How can one achieve a cloud setup where you keep plugging new servers in to grow it, have load-balancing, auto-scaling and fail-over?
It's one of those topics that a lot of people have opinions on, but not many have the direct experience to back it up. I don't know all of the things that do work, but I know a lot of the things that don't.
On the face of it, an expandable cloud server with some form of block storage gives you room to scale vertically. But not everything scales well vertically either. Network-attached storage is the only way to keep scaling storage vertically (like Ceph), but it's neither easy nor cheap to set up a reliable cluster, and you'd need at least a dedicated local network port between the server and the cluster to ensure that you could scale very far without capping out throughput. That's only going to grow you as far as the memory on the host node but these days you can pack a lot of memory in a server so it won't be your first roadblock.
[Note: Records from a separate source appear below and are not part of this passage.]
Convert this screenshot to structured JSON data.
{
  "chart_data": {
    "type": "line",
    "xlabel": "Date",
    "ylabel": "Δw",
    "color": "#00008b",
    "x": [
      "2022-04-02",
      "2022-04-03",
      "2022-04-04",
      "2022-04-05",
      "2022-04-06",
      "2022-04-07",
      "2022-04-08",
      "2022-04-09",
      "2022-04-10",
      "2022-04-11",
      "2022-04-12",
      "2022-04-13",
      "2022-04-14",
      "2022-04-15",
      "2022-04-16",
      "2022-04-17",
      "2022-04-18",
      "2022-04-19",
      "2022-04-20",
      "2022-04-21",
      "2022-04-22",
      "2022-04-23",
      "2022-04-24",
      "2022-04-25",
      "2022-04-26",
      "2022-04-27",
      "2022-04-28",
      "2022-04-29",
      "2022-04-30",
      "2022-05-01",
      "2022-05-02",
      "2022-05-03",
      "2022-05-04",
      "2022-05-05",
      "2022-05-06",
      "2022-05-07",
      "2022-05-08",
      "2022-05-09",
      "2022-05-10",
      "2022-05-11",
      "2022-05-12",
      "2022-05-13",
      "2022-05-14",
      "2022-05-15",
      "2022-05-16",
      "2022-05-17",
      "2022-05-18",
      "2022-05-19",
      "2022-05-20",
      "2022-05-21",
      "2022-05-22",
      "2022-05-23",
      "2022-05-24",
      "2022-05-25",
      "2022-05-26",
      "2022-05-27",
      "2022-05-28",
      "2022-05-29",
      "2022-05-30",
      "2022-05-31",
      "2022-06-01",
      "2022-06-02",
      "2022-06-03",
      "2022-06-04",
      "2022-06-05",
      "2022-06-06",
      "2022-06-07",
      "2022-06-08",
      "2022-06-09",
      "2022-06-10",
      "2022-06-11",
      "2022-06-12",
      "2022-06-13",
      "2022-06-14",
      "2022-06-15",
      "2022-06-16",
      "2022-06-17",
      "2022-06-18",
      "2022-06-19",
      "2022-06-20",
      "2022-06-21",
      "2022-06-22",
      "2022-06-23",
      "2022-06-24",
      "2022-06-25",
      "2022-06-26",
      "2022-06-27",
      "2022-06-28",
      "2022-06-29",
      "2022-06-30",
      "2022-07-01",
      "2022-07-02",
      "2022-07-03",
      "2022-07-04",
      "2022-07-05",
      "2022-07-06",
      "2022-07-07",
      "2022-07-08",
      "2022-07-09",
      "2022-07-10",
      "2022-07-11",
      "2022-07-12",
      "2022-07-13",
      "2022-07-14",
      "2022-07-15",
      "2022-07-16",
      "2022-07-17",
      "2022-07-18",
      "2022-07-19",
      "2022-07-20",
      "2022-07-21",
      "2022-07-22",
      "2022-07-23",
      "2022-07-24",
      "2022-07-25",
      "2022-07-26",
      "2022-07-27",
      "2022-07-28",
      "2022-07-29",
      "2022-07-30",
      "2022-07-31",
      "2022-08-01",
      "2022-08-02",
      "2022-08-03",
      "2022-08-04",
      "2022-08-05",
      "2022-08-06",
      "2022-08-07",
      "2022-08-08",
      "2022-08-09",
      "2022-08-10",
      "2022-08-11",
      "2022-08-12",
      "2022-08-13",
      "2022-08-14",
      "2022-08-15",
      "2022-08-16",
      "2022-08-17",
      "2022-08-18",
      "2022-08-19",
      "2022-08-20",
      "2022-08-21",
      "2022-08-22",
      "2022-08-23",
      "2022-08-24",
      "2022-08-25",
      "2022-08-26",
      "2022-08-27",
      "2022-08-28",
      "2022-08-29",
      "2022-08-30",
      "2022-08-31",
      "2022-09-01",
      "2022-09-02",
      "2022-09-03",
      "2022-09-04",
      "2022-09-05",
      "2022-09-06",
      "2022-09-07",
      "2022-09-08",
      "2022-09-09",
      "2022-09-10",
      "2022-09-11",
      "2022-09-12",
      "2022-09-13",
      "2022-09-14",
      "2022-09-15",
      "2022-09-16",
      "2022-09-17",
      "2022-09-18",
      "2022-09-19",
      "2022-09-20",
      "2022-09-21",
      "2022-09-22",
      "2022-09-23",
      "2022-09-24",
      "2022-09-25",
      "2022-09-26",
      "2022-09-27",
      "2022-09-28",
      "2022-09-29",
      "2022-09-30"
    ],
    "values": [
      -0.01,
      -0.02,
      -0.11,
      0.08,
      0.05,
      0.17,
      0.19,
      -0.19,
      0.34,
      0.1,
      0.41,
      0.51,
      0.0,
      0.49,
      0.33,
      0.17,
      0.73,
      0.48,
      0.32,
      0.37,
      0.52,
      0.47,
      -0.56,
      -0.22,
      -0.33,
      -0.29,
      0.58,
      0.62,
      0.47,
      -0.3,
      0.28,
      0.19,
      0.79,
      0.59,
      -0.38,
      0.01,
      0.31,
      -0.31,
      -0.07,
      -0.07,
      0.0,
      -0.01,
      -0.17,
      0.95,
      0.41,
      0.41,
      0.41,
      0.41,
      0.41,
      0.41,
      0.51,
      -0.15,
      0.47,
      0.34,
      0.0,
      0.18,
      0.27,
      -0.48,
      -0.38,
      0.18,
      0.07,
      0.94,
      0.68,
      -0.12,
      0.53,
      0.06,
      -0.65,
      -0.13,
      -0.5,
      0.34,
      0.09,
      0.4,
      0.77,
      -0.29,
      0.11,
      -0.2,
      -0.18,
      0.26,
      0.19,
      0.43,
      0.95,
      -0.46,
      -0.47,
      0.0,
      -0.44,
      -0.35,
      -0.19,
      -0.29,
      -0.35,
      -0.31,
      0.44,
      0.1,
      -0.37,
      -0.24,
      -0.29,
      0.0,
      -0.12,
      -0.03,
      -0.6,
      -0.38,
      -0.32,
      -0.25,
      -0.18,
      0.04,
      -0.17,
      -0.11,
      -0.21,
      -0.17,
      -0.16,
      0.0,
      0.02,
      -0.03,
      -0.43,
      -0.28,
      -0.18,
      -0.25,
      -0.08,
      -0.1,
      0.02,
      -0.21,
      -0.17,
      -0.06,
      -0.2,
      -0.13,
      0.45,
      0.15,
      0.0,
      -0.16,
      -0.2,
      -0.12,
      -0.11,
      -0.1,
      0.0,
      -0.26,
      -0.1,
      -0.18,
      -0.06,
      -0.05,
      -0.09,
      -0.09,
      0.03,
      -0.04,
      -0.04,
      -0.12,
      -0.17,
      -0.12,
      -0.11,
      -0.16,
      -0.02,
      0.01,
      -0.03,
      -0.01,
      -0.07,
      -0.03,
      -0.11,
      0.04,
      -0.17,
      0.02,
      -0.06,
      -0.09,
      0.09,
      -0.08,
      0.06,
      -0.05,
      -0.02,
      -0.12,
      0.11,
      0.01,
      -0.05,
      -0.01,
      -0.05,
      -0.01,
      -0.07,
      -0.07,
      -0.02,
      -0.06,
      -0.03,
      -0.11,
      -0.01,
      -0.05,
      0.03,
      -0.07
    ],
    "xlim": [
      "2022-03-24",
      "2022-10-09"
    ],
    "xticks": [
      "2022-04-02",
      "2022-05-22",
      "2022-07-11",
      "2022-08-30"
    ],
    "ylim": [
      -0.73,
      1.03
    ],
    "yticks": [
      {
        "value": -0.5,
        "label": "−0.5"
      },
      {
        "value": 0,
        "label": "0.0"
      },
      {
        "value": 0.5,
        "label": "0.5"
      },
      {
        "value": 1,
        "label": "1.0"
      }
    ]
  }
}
Every application is going to handle replication / failover and horizontal / vertical scaling differently. For example:
Dovecot replication -
https://wiki.dovecot.org/Replication
Load balancers can be outsourced at most major cloud providers but haproxy is great if you want to do it yourself.
Load balancers and individual service replication processes aren't going to keep all of your data in sync. Take, for example, your SNI certificates for Dovecot/Exim, your user configs in /etc/virtual, all that jazz. A newbie is going to tell you "GlusterFS" and maybe, just maybe, two servers in the same rack running GlusterFS on a dedicated port between them might be able to handle the replication needs of a vertically scaling server, but you put them across the internet and it would barely be reasonable to expect it to handle a few websites, much less a whole server that needs to stay in sync at all times and is constantly writing new files (because that one guy with a catchall email and no spam filters receives 500 spam per minute, right?).
None of this is really reasonable at the scale that most shared hosting providers are operating, or the market that they're selling to. If you pull off all of this and theoretically have no points of failure guess what... your Ceph cluster just took a shit and now 75,000 customers are down. Your customers are ticketing to tell you that their last host, the one that kept things simple and deployed customers across multiple single servers with 1TB HDDs in RAID1 never had that problem, "I thought your setup was so expensive because it would never go down?"
IMO it's not worth it. Build good servers, deploy the amount of customers you're comfortable with on each one, make backups, and keep building new servers. At the end of the day the more you spend doesn't mean better uptime. Office 365 has an outage every week or two. Gmail has outages. Amazon cloud regions go down. Spread out the uptime over a 10 year period and I'd wager none of these overly complex failover / replicated / horizontally scaled systems have enough to show for their investment over the ones not doing it.